Tired of working your regular 9 to 5? Ready to become your own boss? As of 2015, the U.S. was home to more than 25 million entrepreneurs. But make no mistake: the road to entrepreneurship is a winding, labyrinth of a path full of unexpected twists and turns. According to the U.S. Small Business Administration, only 20% of businesses make it past their first year.
Businesswoman and CEO/Founder of Founders of Color, Kelly Burton Ph.D. has become a serial entrepreneur in her own right and is now helping young entrepreneurs succeed in their own businesses. Her organization, known as the fastest-growing community of minority entrepreneurs in the nation, has a key mission to help Black and Latinx-owned companies scale in profit and business.
We spoke with Burton to find out what it really takes to launch, build and maintain a successful business.
ESSENCE: Tell us about ‘Founders Of Color?’
Burton: I’m the CEO of Founders of Color and a serial entrepreneur. Founders of Color is the fastest growing community of minority entrepreneurs in the nation. Our sole mission is to help Black and Latinx-owned businesses to scale. We have about 4,000 entrepreneurs across the country on our platform today. You can learn more at www.foundersofcolor.com.
ESSENCE: For those looking to step into the world of entrepreneurship, what advice do you have to determine whether or not someone is ready?
Burton: Starting a business is a highly personal matter and depends on any number of factors including what you need to earn in order to survive, whose relying on you to care for them, how much discomfort and uncertainty you are willing to sustain and whether or not you have a plan for success.
ESSENCE: What are the first steps needed to launch a business?
Burton: First, do an assessment of your lifestyle to determine what you need to generate in income and benefits, in order to survive on your own. Second, complete a one-page business canvas. You can find a template online. Third, make a list of people (think: clients/customers) who will purchase your goods or services out the gate.
ESSENCE: What are three personality traits every business owner should have?
Burton: Risk-taking—Entrepreneurship is highly risky. Like any risky endeavor, there is potential for great gain, but also great loss and you have to be able to manage the risk if you are to be successful.
Resilience—Entrepreneurship requires grit and resilience. If you’re going to last as an entrepreneur, you’ve got to be tough and have real staying power to persevere through the hard times.
Capability—You’ve got to be capable.
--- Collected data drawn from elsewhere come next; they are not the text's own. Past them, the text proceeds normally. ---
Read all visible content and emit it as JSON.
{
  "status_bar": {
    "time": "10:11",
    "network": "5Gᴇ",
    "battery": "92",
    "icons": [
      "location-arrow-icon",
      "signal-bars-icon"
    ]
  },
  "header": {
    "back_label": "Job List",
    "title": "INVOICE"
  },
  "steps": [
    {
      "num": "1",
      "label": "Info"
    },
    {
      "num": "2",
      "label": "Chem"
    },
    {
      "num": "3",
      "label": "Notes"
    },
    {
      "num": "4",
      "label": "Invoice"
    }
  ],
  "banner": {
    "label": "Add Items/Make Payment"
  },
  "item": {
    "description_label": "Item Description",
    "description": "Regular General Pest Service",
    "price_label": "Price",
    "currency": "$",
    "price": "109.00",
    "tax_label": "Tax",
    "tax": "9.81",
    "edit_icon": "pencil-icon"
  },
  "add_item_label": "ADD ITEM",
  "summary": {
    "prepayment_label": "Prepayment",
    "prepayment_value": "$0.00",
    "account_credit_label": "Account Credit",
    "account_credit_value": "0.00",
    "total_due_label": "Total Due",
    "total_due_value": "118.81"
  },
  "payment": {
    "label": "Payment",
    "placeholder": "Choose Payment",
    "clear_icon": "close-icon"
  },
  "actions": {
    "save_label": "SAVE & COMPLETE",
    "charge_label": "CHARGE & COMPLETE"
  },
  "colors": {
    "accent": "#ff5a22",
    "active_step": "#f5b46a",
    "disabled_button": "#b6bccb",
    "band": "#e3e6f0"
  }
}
Entrepreneurship is competition and in order to win, you’ve first got to be good at your craft or the execution associated with getting your idea out to the world. Otherwise, chances are you won’t win.
ESSENCE: Can anyone be an entrepreneur?
Burton: No, it’s not for everyone. If you are risk-averse, then entrepreneurship is not for you. We often romanticize entrepreneurship, but it’s not for the faint of heart. The average Black female-owned business generates about $12,000 per year. It’s no fairy tale. Any small business owner who is being honest will tell you it’s harder than they ever imagined. But it can also be incredibly rewarding. Despite the difficulty of the journey, it’s one of the few paths that can deliver you true economic freedom.
ESSENCE: As a person of color, do you think it’s a different experience launching a business than our counterparts?
Burton: As a person of color, the biggest hurdle in the beginning is lack of access to startup capital which means most of our businesses end up being bootstrapped. Aside from that, starting a small business is largely procedural. Growing it is another story because that’s about accessing markets and customers and your ability to do that varies depending on your experience, background and access to resources.
ESSENCE: What would your advice be to first-time minority business owners?
Burton: Embrace the practice of “working on your business and not just in your business.” Don’t get caught up in the minutiae of running your business because that is where entrepreneurs get stuck and that is what keeps them from growing. Think about your business as a business from the start and not just a job that you’ve created for yourself. Educate yourself. Invest in your business as often as you can and commit to always learning.